Minthorn’s Namesakes: Proponents of Oregon’s Indigenous Assimilation Campaign

Reported By: Sophia Lumsdaine

Photographed By: Allison Martinet

Minthorn is the oldest building on the George Fox University (GFU) campus and was built 138 years ago in 1885. Though it now houses the Spanish Program, the Center for Study Abroad, and the International Students office, the individuals for which it is named were closely involved in the effort to marginalize, control, and indoctrinate Native Americans in Oregon.

Originally, the Minthorn building was used as a dormitory for Friends Pacific University, a predecessor institution to GFU, according to the GFU website. Laura Ellen Minthorn and her husband Henry John Minthorn were the aunt and uncle of Herbert Hoover, and they raised Hoover from a young age when he was orphaned. Both because Henry Minthorn served as the first president of Friends Pacific University and their relationship to Hoover, Minthorn Hall was named after the couple.

However, Henry Minthorn is not only known as a founding father of the fledgling Quaker school of Friends Pacific University; he was also a superintendent of one of the very first schools for Indigenous children in the United States. Though his time at this school ended when he oversaw Friends Pacific University, he later returned to a similar vein of work and served as an administrator for the Bureau of Indian Affairs in Oregon.

The school Minthorn managed was called the Chemawa Indian School, located in Forest Grove, Oregon. Established months after the infamous Carlisle Indian School in Pennsylvania, the Chemawa Indian School was part of a federal campaign to finalize the conquest of Native Americans by removing Native children from their communities and culturally indoctrinating them to conform to White American society. 

Chemawa was one of the very first of over 400 schools for Indigenous children across the United States. These schools have been harshly criticized by historians and members of Native American communities. As stated in a Washington Post article by Diana Hedgepeth, “Government officials and experts estimate that tens of thousands of Native children attended the schools over several generations, though no one knows the exact number. Thousands are believed to have died at the schools. Many others were sexually assaulted, physically abused or emotionally traumatized.”

Children from over 20 different tribes throughout the Pacific Northwest were forcibly brought to the Chemawa Indian School. By 1885, about 300 students attended the institution.

Students ranged in age from as young as age 6 to their early 20s, and stayed at the school anywhere from three to 10 years. They were forced to cut their hair, wear military uniforms, and were forbidden from speaking their native languages. Much of the school was built and maintained using unpaid student labor. When Minthorn arrived as superintendent in 1883, he immediately set about expanding the school. 

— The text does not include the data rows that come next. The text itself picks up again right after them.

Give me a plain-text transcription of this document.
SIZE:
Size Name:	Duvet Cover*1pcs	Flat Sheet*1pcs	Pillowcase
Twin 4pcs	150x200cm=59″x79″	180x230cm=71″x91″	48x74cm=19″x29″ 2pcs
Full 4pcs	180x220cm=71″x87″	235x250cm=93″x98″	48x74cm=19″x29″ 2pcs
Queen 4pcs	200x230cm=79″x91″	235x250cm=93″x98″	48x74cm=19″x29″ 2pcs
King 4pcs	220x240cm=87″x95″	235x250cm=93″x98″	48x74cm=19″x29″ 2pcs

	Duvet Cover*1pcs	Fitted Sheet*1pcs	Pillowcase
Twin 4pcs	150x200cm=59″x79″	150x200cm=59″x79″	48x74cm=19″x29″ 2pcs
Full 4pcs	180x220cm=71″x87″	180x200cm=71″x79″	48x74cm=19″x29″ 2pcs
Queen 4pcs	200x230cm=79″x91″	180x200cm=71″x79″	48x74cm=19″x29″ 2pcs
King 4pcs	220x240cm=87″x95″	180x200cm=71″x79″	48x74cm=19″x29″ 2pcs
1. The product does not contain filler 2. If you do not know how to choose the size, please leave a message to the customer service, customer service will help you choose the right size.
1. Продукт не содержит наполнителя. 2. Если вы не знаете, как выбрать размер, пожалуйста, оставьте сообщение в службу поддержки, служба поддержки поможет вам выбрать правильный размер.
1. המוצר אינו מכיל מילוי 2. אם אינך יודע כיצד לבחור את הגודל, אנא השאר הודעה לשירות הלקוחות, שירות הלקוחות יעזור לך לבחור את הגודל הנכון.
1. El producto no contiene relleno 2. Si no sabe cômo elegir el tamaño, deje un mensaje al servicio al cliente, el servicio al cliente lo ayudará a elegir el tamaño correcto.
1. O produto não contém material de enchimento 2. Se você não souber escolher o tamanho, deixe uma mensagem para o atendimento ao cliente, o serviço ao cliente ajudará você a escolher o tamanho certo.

American Quakers have historically had a mixed relationship with Native Americans, but they have had a reputation for seeking peace and understanding with the indigenous inhabitants of the United States. William Penn, who lived in colonial America, in particular, has been seen as a Quaker leader who sought to cultivate a relationship based on mutual respect and understanding between Quaker and Native American communities. 

As a Quaker institution, GFU may want to consider the implications of dedicating its most historic building to people involved in the attempted erasure of the Indigenous cultures of the Pacific Northwest.